There is another sense in which we speak of a hesitating or uncertain assent; viz. when we assent in act, but not in the habit of our minds. Till assent to a doctrine or fact is my habit, I am at the mercy of inferences contrary to it; I assent to-day, and give up my belief, or incline to disbelief, to-morrow. I may find it my duty, for instance, after the opportunity of careful inquiry and inference, to assent to another’s innocence, whom I have for years considered guilty; but from long prejudice I may be unable to carry my new assent well about me, and may every now and then relapse into momentary thoughts injurious to him.

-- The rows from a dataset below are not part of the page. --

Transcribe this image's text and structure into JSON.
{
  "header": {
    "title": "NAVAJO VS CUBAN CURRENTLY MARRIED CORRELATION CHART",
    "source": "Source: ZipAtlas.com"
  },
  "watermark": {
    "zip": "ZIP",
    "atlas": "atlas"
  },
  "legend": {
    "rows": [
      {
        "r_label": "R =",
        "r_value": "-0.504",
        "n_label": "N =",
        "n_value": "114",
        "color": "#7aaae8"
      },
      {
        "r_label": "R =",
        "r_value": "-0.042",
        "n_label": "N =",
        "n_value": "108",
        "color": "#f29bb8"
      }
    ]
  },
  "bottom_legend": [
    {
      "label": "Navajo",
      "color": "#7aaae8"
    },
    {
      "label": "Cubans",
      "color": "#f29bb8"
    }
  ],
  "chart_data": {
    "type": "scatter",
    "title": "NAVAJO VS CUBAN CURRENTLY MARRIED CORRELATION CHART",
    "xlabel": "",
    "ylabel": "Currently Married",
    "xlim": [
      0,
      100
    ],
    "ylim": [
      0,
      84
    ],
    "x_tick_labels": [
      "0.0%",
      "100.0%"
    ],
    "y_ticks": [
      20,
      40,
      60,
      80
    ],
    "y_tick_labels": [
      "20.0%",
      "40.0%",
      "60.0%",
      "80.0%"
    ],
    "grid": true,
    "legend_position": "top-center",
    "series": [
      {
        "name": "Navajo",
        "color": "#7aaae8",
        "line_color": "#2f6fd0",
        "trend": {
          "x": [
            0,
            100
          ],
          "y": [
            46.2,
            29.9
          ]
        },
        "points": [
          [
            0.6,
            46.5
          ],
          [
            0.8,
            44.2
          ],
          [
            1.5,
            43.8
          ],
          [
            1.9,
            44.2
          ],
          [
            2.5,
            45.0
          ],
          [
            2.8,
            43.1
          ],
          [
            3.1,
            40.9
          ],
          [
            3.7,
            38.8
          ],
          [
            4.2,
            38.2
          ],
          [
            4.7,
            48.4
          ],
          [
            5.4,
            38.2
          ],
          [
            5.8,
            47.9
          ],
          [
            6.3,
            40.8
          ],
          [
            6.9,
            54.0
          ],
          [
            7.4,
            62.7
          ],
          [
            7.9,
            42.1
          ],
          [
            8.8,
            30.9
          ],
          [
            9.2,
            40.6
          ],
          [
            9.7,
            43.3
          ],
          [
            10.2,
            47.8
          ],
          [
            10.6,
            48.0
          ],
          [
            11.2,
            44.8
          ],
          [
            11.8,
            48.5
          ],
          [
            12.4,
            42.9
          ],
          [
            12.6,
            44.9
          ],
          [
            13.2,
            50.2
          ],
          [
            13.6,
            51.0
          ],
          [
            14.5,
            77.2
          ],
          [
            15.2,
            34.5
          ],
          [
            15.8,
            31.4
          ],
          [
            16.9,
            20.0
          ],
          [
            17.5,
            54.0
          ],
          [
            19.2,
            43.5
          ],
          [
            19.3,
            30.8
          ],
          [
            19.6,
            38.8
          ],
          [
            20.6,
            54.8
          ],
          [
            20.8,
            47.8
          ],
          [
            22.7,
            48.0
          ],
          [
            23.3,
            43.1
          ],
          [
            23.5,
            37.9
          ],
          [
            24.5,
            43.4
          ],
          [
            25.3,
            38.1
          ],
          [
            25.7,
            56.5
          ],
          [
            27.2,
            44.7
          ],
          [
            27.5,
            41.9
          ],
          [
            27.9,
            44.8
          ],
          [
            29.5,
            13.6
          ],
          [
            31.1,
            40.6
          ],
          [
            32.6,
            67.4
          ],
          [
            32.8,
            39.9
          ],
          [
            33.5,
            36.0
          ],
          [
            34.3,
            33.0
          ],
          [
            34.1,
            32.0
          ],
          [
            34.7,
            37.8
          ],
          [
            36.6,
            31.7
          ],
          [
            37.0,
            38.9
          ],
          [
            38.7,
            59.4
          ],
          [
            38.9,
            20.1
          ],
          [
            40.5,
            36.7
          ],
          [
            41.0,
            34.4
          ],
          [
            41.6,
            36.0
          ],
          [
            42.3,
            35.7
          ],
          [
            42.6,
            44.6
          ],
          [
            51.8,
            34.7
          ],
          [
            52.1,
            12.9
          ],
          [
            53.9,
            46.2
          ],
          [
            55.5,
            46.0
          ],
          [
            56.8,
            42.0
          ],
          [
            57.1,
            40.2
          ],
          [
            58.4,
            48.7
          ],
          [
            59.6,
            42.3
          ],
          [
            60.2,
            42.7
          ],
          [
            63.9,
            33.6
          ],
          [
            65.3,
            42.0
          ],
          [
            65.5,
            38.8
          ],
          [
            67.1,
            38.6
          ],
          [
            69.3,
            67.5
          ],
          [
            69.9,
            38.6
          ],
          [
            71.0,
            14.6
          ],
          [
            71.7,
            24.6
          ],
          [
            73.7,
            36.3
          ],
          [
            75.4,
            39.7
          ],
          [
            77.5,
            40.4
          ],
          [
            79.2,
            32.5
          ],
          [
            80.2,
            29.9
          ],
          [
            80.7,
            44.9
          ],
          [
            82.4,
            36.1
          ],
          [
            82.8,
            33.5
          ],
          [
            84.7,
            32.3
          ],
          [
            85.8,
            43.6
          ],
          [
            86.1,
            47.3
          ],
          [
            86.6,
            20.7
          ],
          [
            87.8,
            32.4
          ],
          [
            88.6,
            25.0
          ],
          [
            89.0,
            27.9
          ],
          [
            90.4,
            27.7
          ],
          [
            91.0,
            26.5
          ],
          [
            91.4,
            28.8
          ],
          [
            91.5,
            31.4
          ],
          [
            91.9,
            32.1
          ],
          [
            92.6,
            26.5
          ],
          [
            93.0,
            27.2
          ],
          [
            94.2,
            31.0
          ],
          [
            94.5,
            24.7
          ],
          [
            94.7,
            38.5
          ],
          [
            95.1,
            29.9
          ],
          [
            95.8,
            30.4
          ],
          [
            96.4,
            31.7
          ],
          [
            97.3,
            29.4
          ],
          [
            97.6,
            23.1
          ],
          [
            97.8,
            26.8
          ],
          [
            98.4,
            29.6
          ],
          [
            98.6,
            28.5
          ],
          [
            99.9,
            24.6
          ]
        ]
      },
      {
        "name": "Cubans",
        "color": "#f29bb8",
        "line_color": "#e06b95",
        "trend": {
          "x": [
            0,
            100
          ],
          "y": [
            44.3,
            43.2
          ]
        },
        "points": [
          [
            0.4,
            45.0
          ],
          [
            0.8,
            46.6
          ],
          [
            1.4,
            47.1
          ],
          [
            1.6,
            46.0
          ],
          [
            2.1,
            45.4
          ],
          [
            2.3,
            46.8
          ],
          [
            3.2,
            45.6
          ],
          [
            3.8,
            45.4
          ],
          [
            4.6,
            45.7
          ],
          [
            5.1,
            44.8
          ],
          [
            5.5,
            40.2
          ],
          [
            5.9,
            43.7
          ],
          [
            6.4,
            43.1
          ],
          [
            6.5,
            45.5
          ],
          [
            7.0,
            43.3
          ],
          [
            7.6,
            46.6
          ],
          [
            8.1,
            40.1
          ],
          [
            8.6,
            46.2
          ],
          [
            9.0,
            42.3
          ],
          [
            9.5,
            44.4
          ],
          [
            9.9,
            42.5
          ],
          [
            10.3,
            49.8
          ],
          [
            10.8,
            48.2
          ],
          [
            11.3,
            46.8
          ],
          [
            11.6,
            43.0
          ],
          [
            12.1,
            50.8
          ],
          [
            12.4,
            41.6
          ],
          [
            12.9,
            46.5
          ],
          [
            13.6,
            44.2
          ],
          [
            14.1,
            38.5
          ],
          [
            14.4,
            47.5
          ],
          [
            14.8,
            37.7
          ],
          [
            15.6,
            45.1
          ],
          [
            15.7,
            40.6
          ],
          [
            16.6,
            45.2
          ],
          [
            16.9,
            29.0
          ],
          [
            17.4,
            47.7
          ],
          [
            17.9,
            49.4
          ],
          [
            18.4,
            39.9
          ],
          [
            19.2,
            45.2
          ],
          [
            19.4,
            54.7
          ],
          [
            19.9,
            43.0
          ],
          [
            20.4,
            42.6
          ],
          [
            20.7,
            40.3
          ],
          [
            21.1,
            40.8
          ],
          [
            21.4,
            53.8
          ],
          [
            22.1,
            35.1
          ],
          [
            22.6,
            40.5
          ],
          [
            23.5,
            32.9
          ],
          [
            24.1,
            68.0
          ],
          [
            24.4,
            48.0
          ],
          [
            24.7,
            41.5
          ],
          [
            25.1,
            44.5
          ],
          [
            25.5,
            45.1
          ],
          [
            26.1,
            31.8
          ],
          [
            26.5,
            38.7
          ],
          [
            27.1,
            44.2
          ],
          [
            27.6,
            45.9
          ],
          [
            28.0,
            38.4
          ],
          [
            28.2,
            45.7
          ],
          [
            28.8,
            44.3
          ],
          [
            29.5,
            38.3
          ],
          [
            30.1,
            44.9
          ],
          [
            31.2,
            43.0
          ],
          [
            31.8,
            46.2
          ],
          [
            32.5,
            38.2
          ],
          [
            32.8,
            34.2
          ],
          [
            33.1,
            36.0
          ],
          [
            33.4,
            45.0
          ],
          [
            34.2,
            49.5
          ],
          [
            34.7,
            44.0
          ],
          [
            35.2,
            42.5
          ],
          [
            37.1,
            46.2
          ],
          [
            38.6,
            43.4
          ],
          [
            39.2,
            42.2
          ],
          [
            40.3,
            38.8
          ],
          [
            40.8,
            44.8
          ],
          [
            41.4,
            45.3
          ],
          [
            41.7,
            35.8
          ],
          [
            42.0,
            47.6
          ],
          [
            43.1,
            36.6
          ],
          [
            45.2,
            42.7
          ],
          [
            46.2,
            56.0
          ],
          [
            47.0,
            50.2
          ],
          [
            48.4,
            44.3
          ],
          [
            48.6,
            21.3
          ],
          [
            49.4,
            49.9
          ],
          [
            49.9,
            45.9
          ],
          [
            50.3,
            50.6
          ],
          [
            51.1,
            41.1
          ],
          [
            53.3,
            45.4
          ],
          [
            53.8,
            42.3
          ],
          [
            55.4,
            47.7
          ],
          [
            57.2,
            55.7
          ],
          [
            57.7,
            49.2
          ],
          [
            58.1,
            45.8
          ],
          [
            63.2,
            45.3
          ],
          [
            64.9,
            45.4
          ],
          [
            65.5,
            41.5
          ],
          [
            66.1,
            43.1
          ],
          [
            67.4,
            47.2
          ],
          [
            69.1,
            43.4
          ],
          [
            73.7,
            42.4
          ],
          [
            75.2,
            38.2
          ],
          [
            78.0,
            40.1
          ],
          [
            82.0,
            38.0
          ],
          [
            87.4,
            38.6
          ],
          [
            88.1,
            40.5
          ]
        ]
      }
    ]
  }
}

(4.) A more plausible objection to the absolute absence of all doubt or misgiving in an act of assent is found in the use of the terms firm and weak assent, or in the growth of belief and trust. Thus, we assent to the events of history, but not with that fulness and force of adherence to the received account of them with which we realize a record of occurrences which are within our own memory. And again, we assent to the praise bestowed on a friend’s good qualities with an energy which we do not feel, when we are speaking of virtue in the abstract: and if we are political partisans, our assent is very cold, when we cannot refuse it, to representations made in favour of the wisdom or patriotism of statesmen whom we dislike. And then as to religious subjects we speak of “strong” faith and “feeble” faith; of the faith which would move mountains, and of the ordinary faith “without which it is impossible to please God.” And as we can grow in graces, so surely can we inclusively in faith. Again we rise from one work of Christian Evidences with our faith enlivened and invigorated; from another perhaps with the distracted father’s words in our mouth, “I believe, help my unbelief.”